フィールドにいるときは毎日、日記をつけて、旅での出会いやおもったことなどを書き残しています。雑多なことを書いていく予定です。
よく晴れた日の夜空。カリンズ調査基地にて。
Runyankore(ルニャンコレ)の人びと
カリンズがあるのは、ウガンダの西の端、コンゴ民主共和国との国境にほど近いブシェニ県です。ここの人びとは主に現地語のルニャンコレ(ニャンコレ語)を話します。ウガンダは元イギリス領であり、公用語は英語です(もともと異なる言語の民族がひとつの国にまとめられているためです)。しかし、英語を話すことができるのは、ほとんどが適切に学校教育を受けられた人に限られます。村に遊びに行くと、現地語しか話せない人もたくさんいます。彼らとも話をしたいと思い、調査アシスタントたちからのんびりと(ポランポラと言います)ルニャンコレを習っています。

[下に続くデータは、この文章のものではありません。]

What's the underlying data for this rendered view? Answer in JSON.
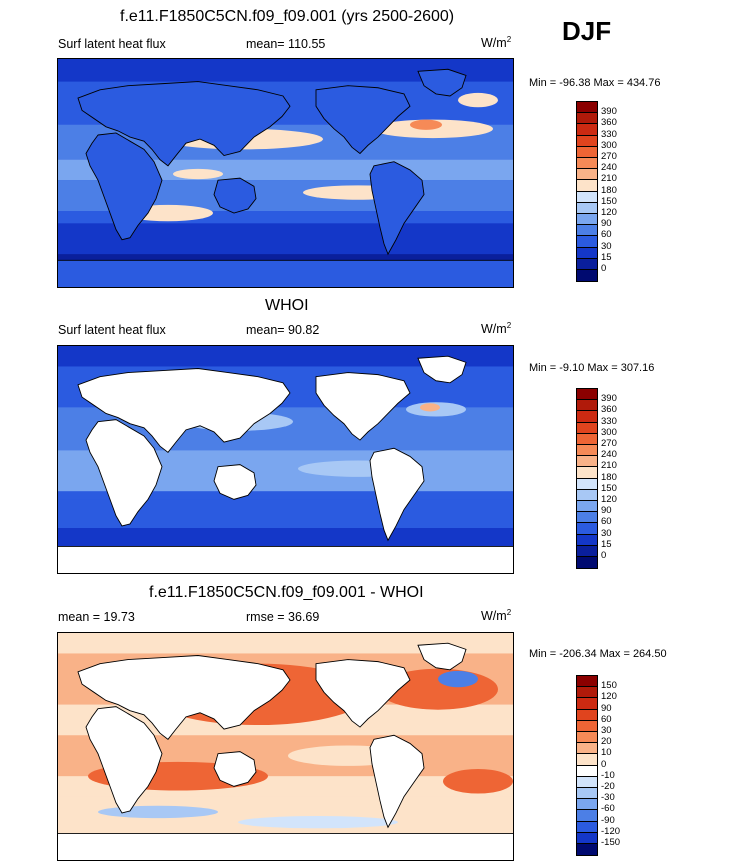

言葉には風があると思います。言葉とは生き方であり、風土であり、時間である、という感じでしょうか。歴史と言っても良いかもしれません。その言葉でしか感じられない生き方(ニュアンス)があると思います。ウガンダの西の端でしか通じないこの言葉にも、遠い昔から流れてきた風が吹いているはずです。それを感じることこそ、母語以外の言語を学ぶよろこびであり、意義なのではないかと私は思います。
Enyonyozi -星とホタル-
ある日、またルニャンコレを教わっていたときのことです。ルニャンコレでは「星」も「ホタル」も同じく"enyonyozi(エニョニョジ)"というのだと教えてもらいました。日本語の「蛍(螢)」にも英語の"firefly"にもない感覚だなと思いました(日本語と英語は似ている気がする)。寝泊まりをするカリンズの森は、夜になると真っ暗闇になります。星がとても綺麗に見えます。そして同じく、地上には無数のホタルも飛んでいます。ああ、昔のルニャンコレの人たちは地上に星を見たのか…と大変感動しました。それは、星空やホタルの美しさそのものに対してというよりは、地上に星空を見出した昔のルニャンコレの人たちと対話したかのような気分になったからでした。真っ暗闇の夜の世界はきっと彼らが見ていた頃のそのままで、暗闇の中に同じホタルの灯りを見つけたはずなのです。そう思ったとき、夜がほんの少し明るくなったような気がしました。そんなよろこびがありました。